Defitech Chair of Clinical Neuroengineering, Center for Neuroprosthetics (CNP) and Brain Mind Institute (BMI), Swiss Federal Institute of Technology (EPFL Valais), Clinique Romande de Réadaptation, Sion, Switzerland.
Cerebellum. 2018 Jun;17(3):359-371. doi: 10.1007/s12311-017-0906-1.
Non-invasive brain stimulation (NIBS) combined with behavioral training is a promising strategy to augment recovery after stroke. Current research efforts have been mainly focusing on primary motor cortex (M1) stimulation. However, the translation from proof-of-principle to clinical applications is not yet satisfactory. Possible reasons are the heterogeneous properties of stroke, generalization of the stimulation protocols, and hence the lack of patient stratification. One strategy to overcome these limitations could be the evaluation of alternative stimulation targets, like the cerebellum. In this regard, first studies provided evidence that non-invasive cerebellar stimulation can modulate cerebellar processing and linked behavior in healthy subjects. The cerebellum provides unique plasticity mechanisms and has vast connections to interact with neocortical areas. Moreover, the cerebellum could serve as a non-lesioned entry to the motor or cognitive system in supratentorial stroke. In the current article, we review mechanisms of plasticity in the cortico-cerebellar system after stroke, methods for non-invasive cerebellar stimulation, and possible target symptoms in stroke, like fine motor deficits, gait disturbance, or cognitive impairments, and discuss strategies for multi-focal stimulation.
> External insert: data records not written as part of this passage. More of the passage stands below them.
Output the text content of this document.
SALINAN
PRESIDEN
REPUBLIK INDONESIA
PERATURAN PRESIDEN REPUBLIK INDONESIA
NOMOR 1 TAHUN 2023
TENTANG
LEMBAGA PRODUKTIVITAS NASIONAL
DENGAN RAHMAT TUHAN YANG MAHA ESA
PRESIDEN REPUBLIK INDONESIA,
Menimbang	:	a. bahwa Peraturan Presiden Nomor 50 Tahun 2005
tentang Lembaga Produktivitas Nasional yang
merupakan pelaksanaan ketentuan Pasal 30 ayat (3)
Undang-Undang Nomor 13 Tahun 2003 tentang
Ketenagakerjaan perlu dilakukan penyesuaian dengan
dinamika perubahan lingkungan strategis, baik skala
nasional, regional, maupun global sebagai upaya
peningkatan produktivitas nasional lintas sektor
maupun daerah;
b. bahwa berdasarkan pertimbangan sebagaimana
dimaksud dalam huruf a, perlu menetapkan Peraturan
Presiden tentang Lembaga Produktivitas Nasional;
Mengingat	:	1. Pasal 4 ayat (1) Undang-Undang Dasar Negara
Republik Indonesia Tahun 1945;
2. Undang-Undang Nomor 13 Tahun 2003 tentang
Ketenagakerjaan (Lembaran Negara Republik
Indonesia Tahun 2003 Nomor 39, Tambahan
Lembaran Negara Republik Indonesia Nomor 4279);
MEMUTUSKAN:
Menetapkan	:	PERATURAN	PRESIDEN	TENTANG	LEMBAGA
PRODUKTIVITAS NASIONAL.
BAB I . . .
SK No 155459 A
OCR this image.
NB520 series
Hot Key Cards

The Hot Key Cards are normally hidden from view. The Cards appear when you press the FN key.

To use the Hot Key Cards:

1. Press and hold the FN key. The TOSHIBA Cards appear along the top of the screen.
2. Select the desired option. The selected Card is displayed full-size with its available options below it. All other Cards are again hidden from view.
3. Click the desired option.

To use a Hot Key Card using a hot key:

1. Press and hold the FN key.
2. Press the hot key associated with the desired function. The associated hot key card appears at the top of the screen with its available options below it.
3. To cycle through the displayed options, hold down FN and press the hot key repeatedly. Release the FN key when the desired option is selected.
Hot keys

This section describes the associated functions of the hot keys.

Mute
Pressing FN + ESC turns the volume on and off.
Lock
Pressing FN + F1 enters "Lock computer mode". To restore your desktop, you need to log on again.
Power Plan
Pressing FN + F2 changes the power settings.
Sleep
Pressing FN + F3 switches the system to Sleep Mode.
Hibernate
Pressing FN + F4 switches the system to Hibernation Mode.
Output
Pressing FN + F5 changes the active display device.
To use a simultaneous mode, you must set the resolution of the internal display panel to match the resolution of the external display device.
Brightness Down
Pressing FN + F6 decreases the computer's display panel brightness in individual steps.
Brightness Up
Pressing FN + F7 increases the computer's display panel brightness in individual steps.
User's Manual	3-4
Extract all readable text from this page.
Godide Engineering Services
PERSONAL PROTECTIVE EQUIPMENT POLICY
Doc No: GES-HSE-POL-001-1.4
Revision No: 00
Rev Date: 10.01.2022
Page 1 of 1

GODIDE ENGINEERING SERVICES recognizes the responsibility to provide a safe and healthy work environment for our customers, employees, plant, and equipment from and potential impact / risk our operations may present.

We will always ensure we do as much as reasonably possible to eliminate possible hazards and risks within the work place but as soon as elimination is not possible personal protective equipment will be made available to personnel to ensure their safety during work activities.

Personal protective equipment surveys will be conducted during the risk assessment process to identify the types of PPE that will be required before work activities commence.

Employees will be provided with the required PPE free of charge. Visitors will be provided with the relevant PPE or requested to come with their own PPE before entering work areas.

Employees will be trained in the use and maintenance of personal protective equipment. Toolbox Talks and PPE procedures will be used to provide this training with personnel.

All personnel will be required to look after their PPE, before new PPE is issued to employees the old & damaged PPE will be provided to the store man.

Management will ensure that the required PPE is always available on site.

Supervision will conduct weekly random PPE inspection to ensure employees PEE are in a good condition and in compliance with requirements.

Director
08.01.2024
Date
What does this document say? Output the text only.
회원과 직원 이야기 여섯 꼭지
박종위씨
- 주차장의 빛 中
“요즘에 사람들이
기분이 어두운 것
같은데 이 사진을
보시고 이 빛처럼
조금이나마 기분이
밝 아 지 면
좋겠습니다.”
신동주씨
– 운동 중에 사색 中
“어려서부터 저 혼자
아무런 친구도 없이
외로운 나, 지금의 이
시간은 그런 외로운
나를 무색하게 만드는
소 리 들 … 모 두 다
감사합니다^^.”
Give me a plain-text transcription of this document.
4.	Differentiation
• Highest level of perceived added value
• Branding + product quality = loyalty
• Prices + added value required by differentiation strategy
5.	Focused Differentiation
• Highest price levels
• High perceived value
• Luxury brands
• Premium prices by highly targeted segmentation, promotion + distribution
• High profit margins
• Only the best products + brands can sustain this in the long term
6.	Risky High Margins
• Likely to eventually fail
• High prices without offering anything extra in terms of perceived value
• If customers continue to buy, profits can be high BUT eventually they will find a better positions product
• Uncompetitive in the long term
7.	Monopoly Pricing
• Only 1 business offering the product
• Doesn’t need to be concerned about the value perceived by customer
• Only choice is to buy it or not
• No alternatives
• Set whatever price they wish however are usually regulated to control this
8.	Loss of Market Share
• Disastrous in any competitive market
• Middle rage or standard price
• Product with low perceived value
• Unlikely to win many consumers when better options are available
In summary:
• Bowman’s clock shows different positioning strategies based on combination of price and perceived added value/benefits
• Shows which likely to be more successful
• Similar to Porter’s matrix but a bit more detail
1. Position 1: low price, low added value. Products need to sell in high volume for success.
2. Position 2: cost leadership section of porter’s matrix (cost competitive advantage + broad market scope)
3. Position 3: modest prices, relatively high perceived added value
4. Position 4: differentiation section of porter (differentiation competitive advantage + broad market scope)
非侵入性脑刺激(NIBS)结合行为训练是一种很有前途的策略,可以促进中风后的恢复。目前的研究工作主要集中在初级运动皮层(M1)刺激上。然而,从原理验证到临床应用的转化并不令人满意。可能的原因是中风的异质性、刺激方案的推广,以及因此缺乏患者分层。克服这些限制的一种策略可以是评估替代刺激靶点,如小脑。在这方面,初步研究提供了证据,表明非侵入性小脑刺激可以调节健康受试者的小脑处理和相关行为。小脑提供了独特的可塑性机制,并与大脑皮层区域有广泛的联系。此外,小脑可以作为上矢状窦中风中运动或认知系统的未损伤入口。在本文中,我们综述了中风后皮质-小脑系统的可塑性机制、非侵入性小脑刺激的方法,以及中风可能的目标症状,如精细运动缺陷、步态障碍或认知障碍,并讨论了多焦点刺激的策略。